In other words, being joyful isn’t something that simply happens to us.  It involves a deliberate choice – which, according to Henri Nouwen, “is based on the knowledge that we belong to God and have found in God our refuge and that nothing, not even death, can take God away from us.  Joy is the experience of knowing that you are unconditionally loved.”

What’s more, that choice involves what St Frances used to call ‘purity of heart and devout prayer’.  According to his biographer, Francis’ ‘supreme and particular desire’ was to possess ‘an abiding joy of spirit’.  This was the virtue that he especially loved to see in his brethren, and he used to say “If the servant of God strives to obtain and preserve both outwardly and inwardly the joyful spirit which springs from purity of heart and is acquired through devout prayer, the devils have no power to hurt him”.  So joy is in fact the ‘blessedness’ of the Beatitudes;  and in the case of those who mourn, it is “the joy of a pure grief which has gone deeper than futile, whining regret and come to rest in the infinitely blessed love of God himself”.

Despite all that, joy remains unpredictable – like the one who gives it.  C.S. Lewis was himself ‘surprised’ by joy – and Pascal concludes his own account of discovering the living God with the words “Joy, joy, tears of joy”.  That is also how it was with William Haslam, an Anglican Vicar in 19th century Cornwall, who, when preaching one day, “suddenly felt a wonderful light and joy coming into my soul”, whereupon a local preacher in the congregation stood up and shouted in Cornish manner “The parson is converted!
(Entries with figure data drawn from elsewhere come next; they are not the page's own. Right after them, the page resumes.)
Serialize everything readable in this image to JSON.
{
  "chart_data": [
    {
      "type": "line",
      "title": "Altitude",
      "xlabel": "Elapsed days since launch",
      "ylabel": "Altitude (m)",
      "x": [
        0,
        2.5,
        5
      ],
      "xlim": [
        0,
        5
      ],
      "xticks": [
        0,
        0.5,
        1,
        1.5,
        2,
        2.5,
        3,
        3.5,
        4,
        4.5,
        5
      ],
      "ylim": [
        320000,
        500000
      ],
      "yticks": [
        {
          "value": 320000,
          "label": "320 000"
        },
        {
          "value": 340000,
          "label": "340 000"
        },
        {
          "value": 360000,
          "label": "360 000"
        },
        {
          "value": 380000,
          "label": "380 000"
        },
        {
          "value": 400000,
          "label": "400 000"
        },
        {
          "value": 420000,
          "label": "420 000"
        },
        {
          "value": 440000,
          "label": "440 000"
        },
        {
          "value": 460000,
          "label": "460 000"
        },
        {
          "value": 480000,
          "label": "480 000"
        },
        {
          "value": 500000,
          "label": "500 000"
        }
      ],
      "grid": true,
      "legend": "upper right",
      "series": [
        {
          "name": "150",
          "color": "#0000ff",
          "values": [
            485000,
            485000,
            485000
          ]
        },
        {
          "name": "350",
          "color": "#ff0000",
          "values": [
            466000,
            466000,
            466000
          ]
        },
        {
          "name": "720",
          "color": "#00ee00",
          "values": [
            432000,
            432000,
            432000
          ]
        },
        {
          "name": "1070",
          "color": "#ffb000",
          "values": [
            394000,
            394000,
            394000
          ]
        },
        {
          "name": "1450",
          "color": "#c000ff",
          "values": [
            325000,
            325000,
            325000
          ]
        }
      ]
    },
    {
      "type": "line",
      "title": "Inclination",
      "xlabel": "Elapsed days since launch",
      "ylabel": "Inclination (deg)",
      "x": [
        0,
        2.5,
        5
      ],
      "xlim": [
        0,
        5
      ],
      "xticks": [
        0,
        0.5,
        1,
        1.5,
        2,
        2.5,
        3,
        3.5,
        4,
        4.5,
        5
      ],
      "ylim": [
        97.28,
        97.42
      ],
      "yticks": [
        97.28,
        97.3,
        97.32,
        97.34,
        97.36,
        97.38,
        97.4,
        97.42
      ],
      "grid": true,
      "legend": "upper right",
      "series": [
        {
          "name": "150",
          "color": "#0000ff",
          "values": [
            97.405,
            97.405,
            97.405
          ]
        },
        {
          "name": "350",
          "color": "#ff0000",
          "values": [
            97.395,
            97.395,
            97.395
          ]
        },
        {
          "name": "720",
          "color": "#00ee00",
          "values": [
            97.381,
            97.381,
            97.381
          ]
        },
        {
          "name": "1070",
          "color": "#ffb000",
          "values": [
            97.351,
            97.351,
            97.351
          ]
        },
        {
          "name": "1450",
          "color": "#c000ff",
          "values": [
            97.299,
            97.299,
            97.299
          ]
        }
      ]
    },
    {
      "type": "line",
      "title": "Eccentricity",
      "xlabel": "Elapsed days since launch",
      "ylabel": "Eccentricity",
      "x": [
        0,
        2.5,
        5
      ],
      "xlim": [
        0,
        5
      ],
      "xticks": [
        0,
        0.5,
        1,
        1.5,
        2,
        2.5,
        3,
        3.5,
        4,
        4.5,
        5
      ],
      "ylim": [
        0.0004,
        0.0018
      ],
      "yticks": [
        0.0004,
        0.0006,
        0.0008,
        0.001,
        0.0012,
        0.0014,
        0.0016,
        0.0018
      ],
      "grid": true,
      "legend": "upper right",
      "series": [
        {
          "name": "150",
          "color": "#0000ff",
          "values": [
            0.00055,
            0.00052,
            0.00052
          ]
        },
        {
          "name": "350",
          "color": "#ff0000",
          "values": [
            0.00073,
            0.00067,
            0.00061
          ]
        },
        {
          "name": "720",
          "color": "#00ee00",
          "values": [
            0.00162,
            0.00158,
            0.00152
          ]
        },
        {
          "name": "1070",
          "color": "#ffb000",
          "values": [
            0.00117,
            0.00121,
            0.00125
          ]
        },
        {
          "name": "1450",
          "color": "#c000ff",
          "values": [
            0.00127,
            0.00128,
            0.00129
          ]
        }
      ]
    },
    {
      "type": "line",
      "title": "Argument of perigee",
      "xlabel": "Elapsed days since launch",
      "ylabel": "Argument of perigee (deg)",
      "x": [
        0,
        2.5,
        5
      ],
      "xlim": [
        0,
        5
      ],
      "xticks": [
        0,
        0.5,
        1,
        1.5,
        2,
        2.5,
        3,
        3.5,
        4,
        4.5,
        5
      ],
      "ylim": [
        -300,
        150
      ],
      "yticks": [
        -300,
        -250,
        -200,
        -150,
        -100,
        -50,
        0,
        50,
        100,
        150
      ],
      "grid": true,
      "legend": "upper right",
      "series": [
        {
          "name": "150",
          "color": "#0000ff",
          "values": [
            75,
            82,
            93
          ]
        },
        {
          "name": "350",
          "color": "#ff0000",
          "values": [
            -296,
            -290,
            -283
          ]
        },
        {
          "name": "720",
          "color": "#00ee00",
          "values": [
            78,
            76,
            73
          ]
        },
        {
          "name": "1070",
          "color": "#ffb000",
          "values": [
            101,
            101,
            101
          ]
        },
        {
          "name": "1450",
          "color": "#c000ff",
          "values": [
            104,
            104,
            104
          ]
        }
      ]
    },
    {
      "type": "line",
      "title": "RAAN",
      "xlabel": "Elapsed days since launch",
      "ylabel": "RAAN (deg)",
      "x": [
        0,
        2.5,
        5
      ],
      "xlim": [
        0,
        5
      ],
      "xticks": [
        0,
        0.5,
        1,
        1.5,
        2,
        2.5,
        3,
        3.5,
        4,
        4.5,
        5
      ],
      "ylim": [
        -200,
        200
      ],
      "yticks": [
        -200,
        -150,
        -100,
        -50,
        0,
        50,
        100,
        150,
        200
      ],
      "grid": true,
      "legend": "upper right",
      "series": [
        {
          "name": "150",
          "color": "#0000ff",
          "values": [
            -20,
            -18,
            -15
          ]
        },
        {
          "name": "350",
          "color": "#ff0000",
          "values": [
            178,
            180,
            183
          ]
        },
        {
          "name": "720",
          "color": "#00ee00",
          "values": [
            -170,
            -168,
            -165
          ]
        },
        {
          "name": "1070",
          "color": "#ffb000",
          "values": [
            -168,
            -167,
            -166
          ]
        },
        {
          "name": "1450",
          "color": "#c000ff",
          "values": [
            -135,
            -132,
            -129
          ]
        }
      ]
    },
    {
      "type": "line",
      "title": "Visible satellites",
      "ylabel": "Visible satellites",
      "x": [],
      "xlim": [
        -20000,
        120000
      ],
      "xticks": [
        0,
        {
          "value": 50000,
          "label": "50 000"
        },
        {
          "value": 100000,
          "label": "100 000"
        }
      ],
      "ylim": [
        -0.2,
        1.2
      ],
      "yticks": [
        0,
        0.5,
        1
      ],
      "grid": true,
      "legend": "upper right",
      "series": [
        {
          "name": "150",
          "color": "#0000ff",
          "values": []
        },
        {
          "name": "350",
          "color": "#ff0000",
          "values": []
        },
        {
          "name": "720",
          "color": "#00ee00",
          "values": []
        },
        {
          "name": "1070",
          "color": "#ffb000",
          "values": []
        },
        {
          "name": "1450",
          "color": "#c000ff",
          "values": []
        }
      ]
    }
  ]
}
The parson is converted!  Hallelujah!”

No wonder joy is often described as ‘the music of heavent’.  I was reminded of that recently at a concert in Kirkby Lonsdale.  As the choir sang Haydn’s Missa Brevis I remembered his famous words: “When I think upon my God, my heart is so full of joy that the notes dance and leap from my pen”.  We may not be composers.  But we can all be instruments in God’s concert.